Si el escritorio vuelve a la vida, el problema está claro: explorer.exe no se estaba cargando automáticamente al iniciar sesión. Para que no tengas que hacerlo a mano cada vez, conviene revisar la configuración en el registro:

  1. Pulsa Windows + R, escribe regedit y pulsa Enter para abrir el Editor del Registro.
  2. Navega hasta HKEY_LOCAL_MACHINE\SOFTWARE\Microsoft\Windows NT\CurrentVersion\Winlogon.
  3. En el panel derecho, haz doble clic en el valor Shell y comprueba que en “Información del valor” solo ponga explorer.exe.
  4. Si está vacío o aparece otro nombre, cámbialo a explorer.exe, guarda y reinicia.

En el caso de que aparezca otro ejecutable extraño en el valor Shell, es muy posible que se trate de malware o de alguna aplicación de terceros que ha sustituido el shell de Windows. En ese punto lo sensato es copiar ese nombre, buscar información y pasar un buen análisis antivirus y antimalware antes de nada.

Desactivar aplicaciones de inicio y hacer un arranque limpio

Cuando una pantalla negra aparece justo después de iniciar sesión, el motivo más frecuente es que alguna aplicación que se carga automáticamente al arrancar Windows esté dando guerra. Puede ser un antivirus, un programa de sincronización, una utilidad del fabricante o cualquier software pesado.

Para desactivar de golpe todas las apps de inicio desde el propio sistema:

  1. Pulsa Ctrl + Alt + Supr y entra en el Administrador de tareas.
  2. Ve a la pestaña Inicio (si no la ves, pincha en “Más detalles”).
  3. Haz clic derecho en cada elemento y selecciona Deshabilitar para dejarlos todos desactivados.
  4. Reinicia el ordenador y comprueba si el problema de la pantalla negra desaparece.

Si con esto arranca perfecto, está claro que el origen estaba en una de esas apps. El siguiente paso es ir habilitándolas de una en una y reiniciando hasta identificar cuál es la culpable. Es un poco pesado, pero muy efectivo.

Si quieres ir un paso más allá, puedes hacer un inicio limpio desde “msconfig”, deshabilitando todos los servicios no-Microsoft y todas las entradas de inicio. Esto deja a Windows prácticamente “pelado” a nivel de software de terceros y ayuda a aislar problemas de compatibilidad que a veces son difíciles de ver de otra manera.

Temperaturas, sobrecalentamiento y hardware al límite

No todo son drivers y actualizaciones. En equipos muy exprimidos para jugar o editar vídeo, es bastante habitual que un sobrecalentamiento de CPU o GPU provoque cuelgues, reinicios en seco o pantallas negras a media sesión. Si la torre hace mucho ruido, se calienta demasiado o has tocado overclock, conviene vigilar este punto.

Para comprobarlo, basta con instalar alguna herramienta de monitorización de temperatura (hay muchas gratuitas) y revisar en el apartado de sensores cómo están CPU, GPU y otros componentes mientras trabajas o juegas.
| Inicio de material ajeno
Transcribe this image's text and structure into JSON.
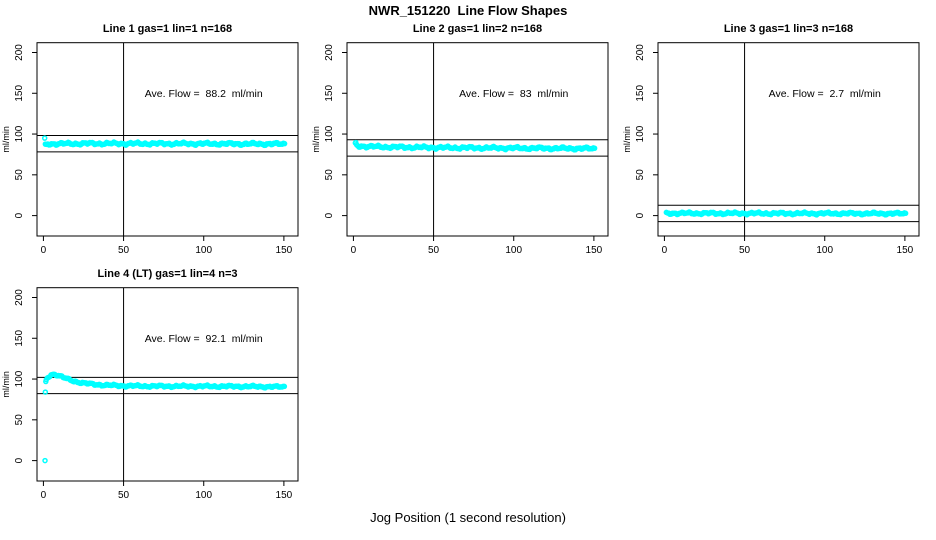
{
  "page": {
    "title": "NWR_151220  Line Flow Shapes",
    "xlabel": "Jog Position (1 second resolution)"
  },
  "style": {
    "point_color": "#00FFFF",
    "axis_color": "#000000",
    "background": "#FFFFFF",
    "text_color": "#000000"
  },
  "chart_data": [
    {
      "id": "line1",
      "type": "scatter",
      "title": "Line 1 gas=1 lin=1 n=168",
      "annotation": "Ave. Flow =  88.2  ml/min",
      "ave_flow_ml_min": 88.2,
      "n": 168,
      "ylabel": "ml/min",
      "xticks": [
        0,
        50,
        100,
        150
      ],
      "yticks": [
        0,
        50,
        100,
        150,
        200
      ],
      "xlim": [
        -4,
        158.8
      ],
      "ylim": [
        -25,
        212
      ],
      "vline_x": 50,
      "hlines": [
        98.2,
        78.2
      ],
      "annotation_pos": [
        100,
        150
      ],
      "grid": false,
      "series": {
        "x_start": 1.2,
        "x_end": 151,
        "step": 0.75,
        "jitter_amp": 1.0,
        "profile": [
          [
            1.5,
            86.5
          ],
          [
            3,
            88
          ],
          [
            30,
            88.4
          ],
          [
            90,
            88.2
          ],
          [
            151,
            87.8
          ]
        ],
        "extra_points": [
          [
            0.8,
            95
          ]
        ]
      }
    },
    {
      "id": "line2",
      "type": "scatter",
      "title": "Line 2 gas=1 lin=2 n=168",
      "annotation": "Ave. Flow =  83  ml/min",
      "ave_flow_ml_min": 83,
      "n": 168,
      "ylabel": "ml/min",
      "xticks": [
        0,
        50,
        100,
        150
      ],
      "yticks": [
        0,
        50,
        100,
        150,
        200
      ],
      "xlim": [
        -4,
        158.8
      ],
      "ylim": [
        -25,
        212
      ],
      "vline_x": 50,
      "hlines": [
        93,
        73
      ],
      "annotation_pos": [
        100,
        150
      ],
      "grid": false,
      "series": {
        "x_start": 1.2,
        "x_end": 151,
        "step": 0.75,
        "jitter_amp": 1.0,
        "profile": [
          [
            1.2,
            88
          ],
          [
            2.5,
            85.5
          ],
          [
            8,
            84.8
          ],
          [
            25,
            84
          ],
          [
            60,
            83.3
          ],
          [
            100,
            82.8
          ],
          [
            151,
            82.2
          ]
        ],
        "extra_points": [
          [
            1.5,
            89.5
          ]
        ]
      }
    },
    {
      "id": "line3",
      "type": "scatter",
      "title": "Line 3 gas=1 lin=3 n=168",
      "annotation": "Ave. Flow =  2.7  ml/min",
      "ave_flow_ml_min": 2.7,
      "n": 168,
      "ylabel": "ml/min",
      "xticks": [
        0,
        50,
        100,
        150
      ],
      "yticks": [
        0,
        50,
        100,
        150,
        200
      ],
      "xlim": [
        -4,
        158.8
      ],
      "ylim": [
        -25,
        212
      ],
      "vline_x": 50,
      "hlines": [
        12.7,
        -7.3
      ],
      "annotation_pos": [
        100,
        150
      ],
      "grid": false,
      "series": {
        "x_start": 1.2,
        "x_end": 151,
        "step": 0.75,
        "jitter_amp": 0.9,
        "profile": [
          [
            1.2,
            2.9
          ],
          [
            75,
            2.7
          ],
          [
            151,
            2.5
          ]
        ],
        "extra_points": []
      }
    },
    {
      "id": "line4",
      "type": "scatter",
      "title": "Line 4 (LT) gas=1 lin=4 n=3",
      "annotation": "Ave. Flow =  92.1  ml/min",
      "ave_flow_ml_min": 92.1,
      "n": 3,
      "ylabel": "ml/min",
      "xticks": [
        0,
        50,
        100,
        150
      ],
      "yticks": [
        0,
        50,
        100,
        150,
        200
      ],
      "xlim": [
        -4,
        158.8
      ],
      "ylim": [
        -25,
        212
      ],
      "vline_x": 50,
      "hlines": [
        102.1,
        82.1
      ],
      "annotation_pos": [
        100,
        150
      ],
      "grid": false,
      "series": {
        "x_start": 1.8,
        "x_end": 151,
        "step": 0.75,
        "jitter_amp": 0.8,
        "profile": [
          [
            1.8,
            99
          ],
          [
            3,
            102.5
          ],
          [
            4.5,
            105
          ],
          [
            6,
            106
          ],
          [
            8,
            105.5
          ],
          [
            10,
            103.8
          ],
          [
            13,
            101.5
          ],
          [
            16,
            99.3
          ],
          [
            20,
            97
          ],
          [
            25,
            95
          ],
          [
            31,
            93.6
          ],
          [
            38,
            92.6
          ],
          [
            48,
            91.8
          ],
          [
            65,
            91.3
          ],
          [
            90,
            91.2
          ],
          [
            120,
            91
          ],
          [
            151,
            90.4
          ]
        ],
        "extra_points": [
          [
            1,
            0
          ],
          [
            1.2,
            84
          ],
          [
            1.5,
            97
          ]
        ]
      }
    }
  ]
}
Si ves temperaturas exageradamente altas, probablemente haya un problema de disipador, pasta térmica, ventilación de la caja o configuración de ventiladores.

En ese caso lo mejor es bajar el ritmo: quitar overclock, limpiar polvo del interior, revisar ventiladores y, si no te ves con confianza, acudir a un técnico. Un hardware sobrecalentado no solo da pantallazos negros, también acorta la vida útil del equipo.

Con todo lo anterior, tienes un recorrido muy completo desde los pasos más simples hasta los métodos avanzados para identificar si la pantalla negra al iniciar Windows viene de un cable suelto, de un driver rebelde, de una actualización rota, de un explorer.exe que no arranca o de un hardware que está diciendo basta. Siguiendo un orden lógico (revisar conexiones, probar atajos, usar WinRE, entrar en modo seguro, revisar drivers, limpiar inicio y, solo al final, plantear restauraciones o reinstalaciones) es raro que te quedes sin al menos poder arrancar el sistema y salvar tus datos, y en muchísimos casos podrás devolver el PC a la vida sin tener que pasar por el servicio técnico.